Özellikle, müsilajın uzun süre kalıcı olduğu dönemlerde balıkçılar avlanma zorluğu çekmekte ve bu da taze balık arzında azalmaya yol açmaktadır. Bu durum, marketler ve restoranlar gibi noktaların balık temininde sıkıntı yaşamasına neden olmakta ve haliyle tüketiciler de yüksek fiyatlarla karşı karşıya kalmaktadır. Bu nedenle, balık tüketicilerin sağlığı yanı sıra balıkçılık sektörü de büyük bir tehdit altındadır.
Bunun yanında, müsilaj sorununa çözüm arayışları devam etmekte.

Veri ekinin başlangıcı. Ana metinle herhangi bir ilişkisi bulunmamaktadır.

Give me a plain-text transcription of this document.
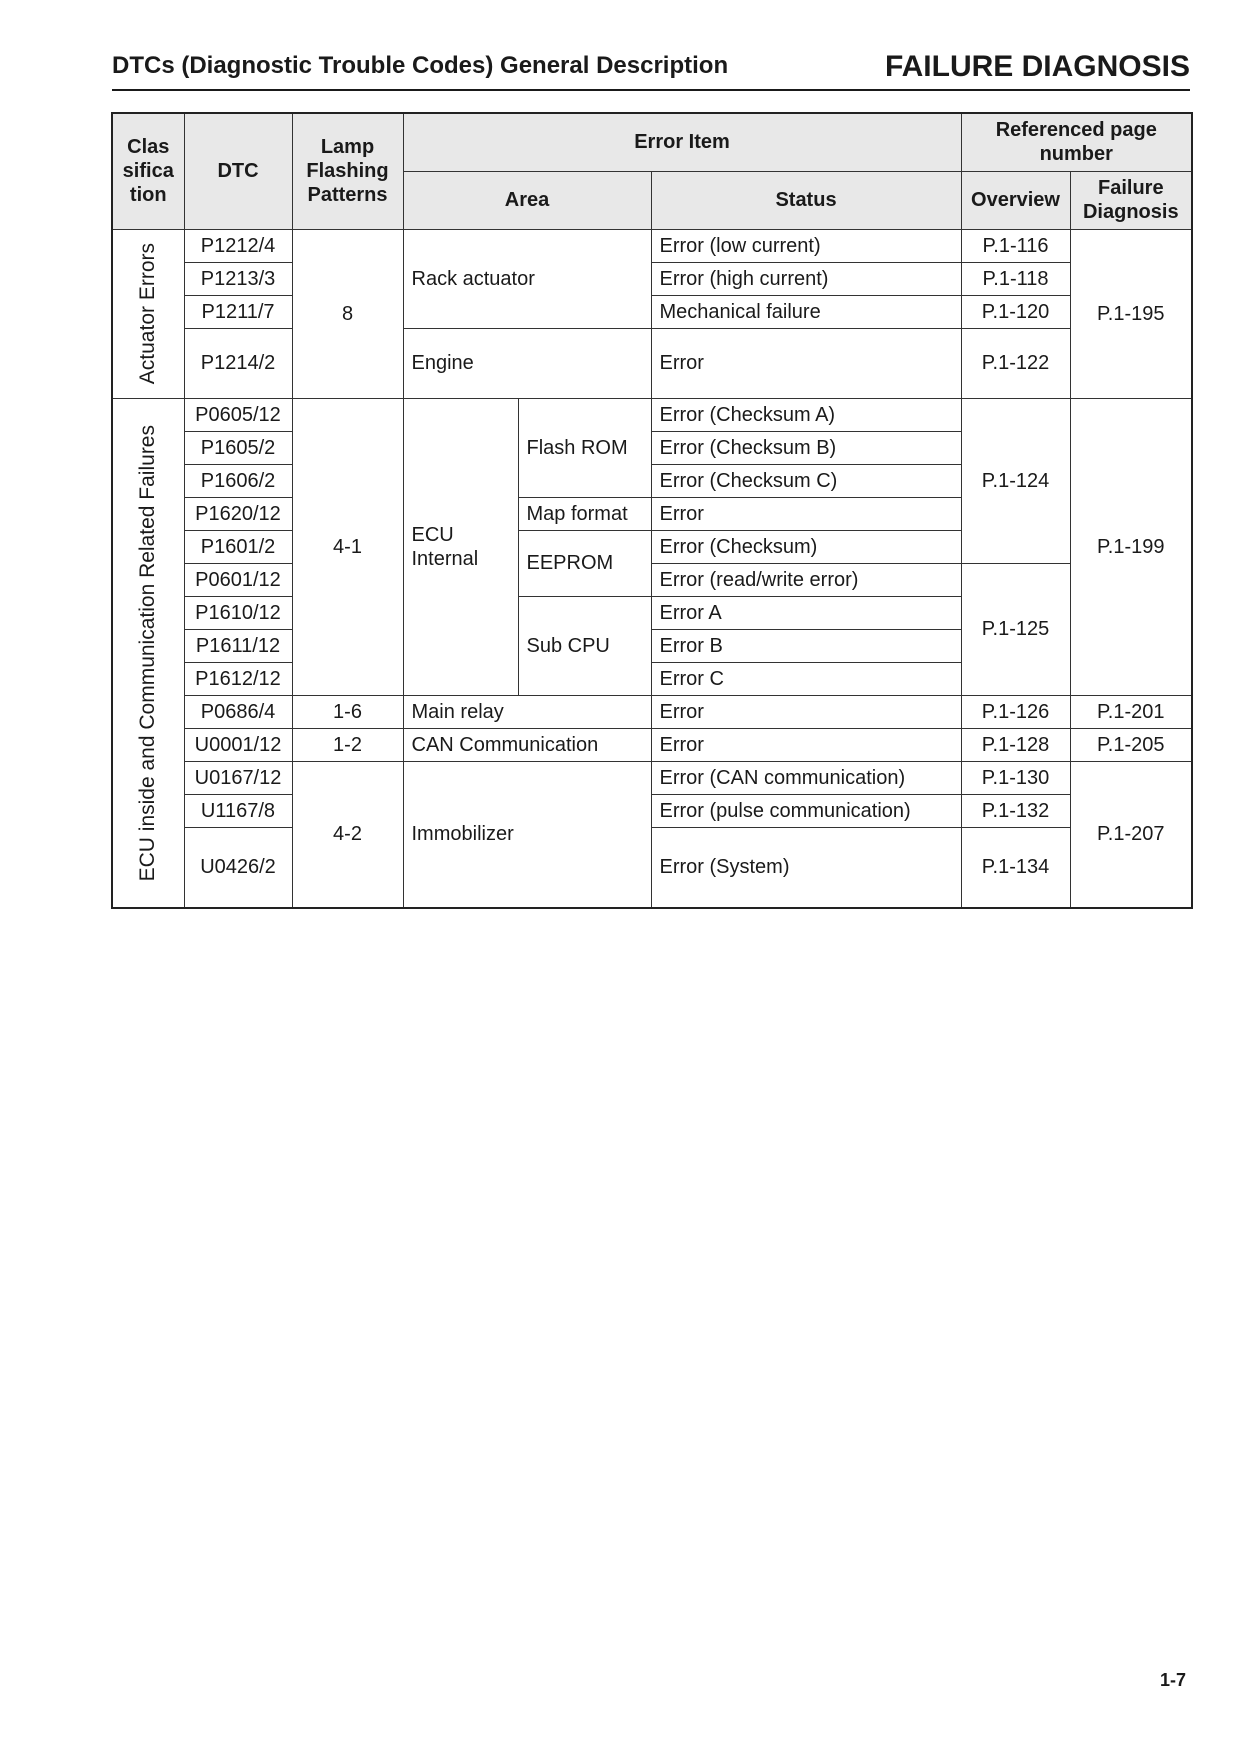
DTCs (Diagnostic Trouble Codes) General Description	FAILURE DIAGNOSIS
Clas sifica tion	DTC	Lamp Flashing Patterns	Error Item			Referenced page number	
			Area		Status	Overview	Failure Diagnosis

Actuator Errors	P1212/4	8	Rack actuator		Error (low current)	P.1-116	P.1-195
	P1213/3				Error (high current)	P.1-118	
	P1211/7				Mechanical failure	P.1-120	
	P1214/2		Engine		Error	P.1-122	

ECU inside and Communication Related Failures	P0605/12	4-1	ECU Internal	Flash ROM	Error (Checksum A)	P.1-124	P.1-199
	P1605/2				Error (Checksum B)		
	P1606/2				Error (Checksum C)		
	P1620/12			Map format	Error		
	P1601/2			EEPROM	Error (Checksum)		
	P0601/12				Error (read/write error)	P.1-125	
	P1610/12			Sub CPU	Error A		
	P1611/12				Error B		
	P1612/12				Error C		
	P0686/4	1-6	Main relay		Error	P.1-126	P.1-201
	U0001/12	1-2	CAN Communication		Error	P.1-128	P.1-205
	U0167/12	4-2	Immobilizer		Error (CAN communication)	P.1-130	P.1-207
	U1167/8				Error (pulse communication)	P.1-132	
	U0426/2				Error (System)	P.1-134	
1-7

Birçok bilim insanı ve çevreci grup, Marmara Denizi'nde müsilajı azaltma ve temizleme yöntemleri üzerinde çalışmalar yürütmektedir. Özellikle, deniz suyunu temizleyen özel araçların kullanımı ve kirleticilerin kontrol altına alınması, müsilajın azaltılması için uygulanan stratejiler arasında yer alıyor. Ancak, bu çözümlerin gerçek anlamda etkili olabilmesi için toplumun tüm kesimlerinin aktif bir şekilde mücadele etmesi gerekmekte.
Müsilaj krizi, Marmara Denizi için sadece bir çevre sorunu değil, aynı zamanda ekonomik bir tehdit. Balıkçıların yaşadığı zorluklar, hem yerel halkın geçimini zorlaştırmakta hem de bu kaynağın geleceğini tehdit etmektedir. Dolayısıyla, bu sorunun çözülmesi hem ekosistem açısından hem de insan sağlığı ve ekonomik sürdürülebilirlik açısından büyük önem taşımaktadır.
Sonuç olarak, Marmara Denizi’nde yaşanan müsilaj krizi, balıkçılığı tehdit eden birçok faktörden sadece biridir. Ancak bu sorunun ciddiyeti, halk sağlığı ve gıda güvenliği açısından göz ardı edilemeyecek bir durumdur. Bu nedenle, hem müsilajla mücadele hem de denizlerimizi koruma imperatifinin gereği olarak, bireysel ve toplumsal ulaşmayan geliştirmeleri, çeşitli farkındalık projeleri ve bilinçlendirme çalışmaları ile desteklemek, geleceğimiz için elzemdir.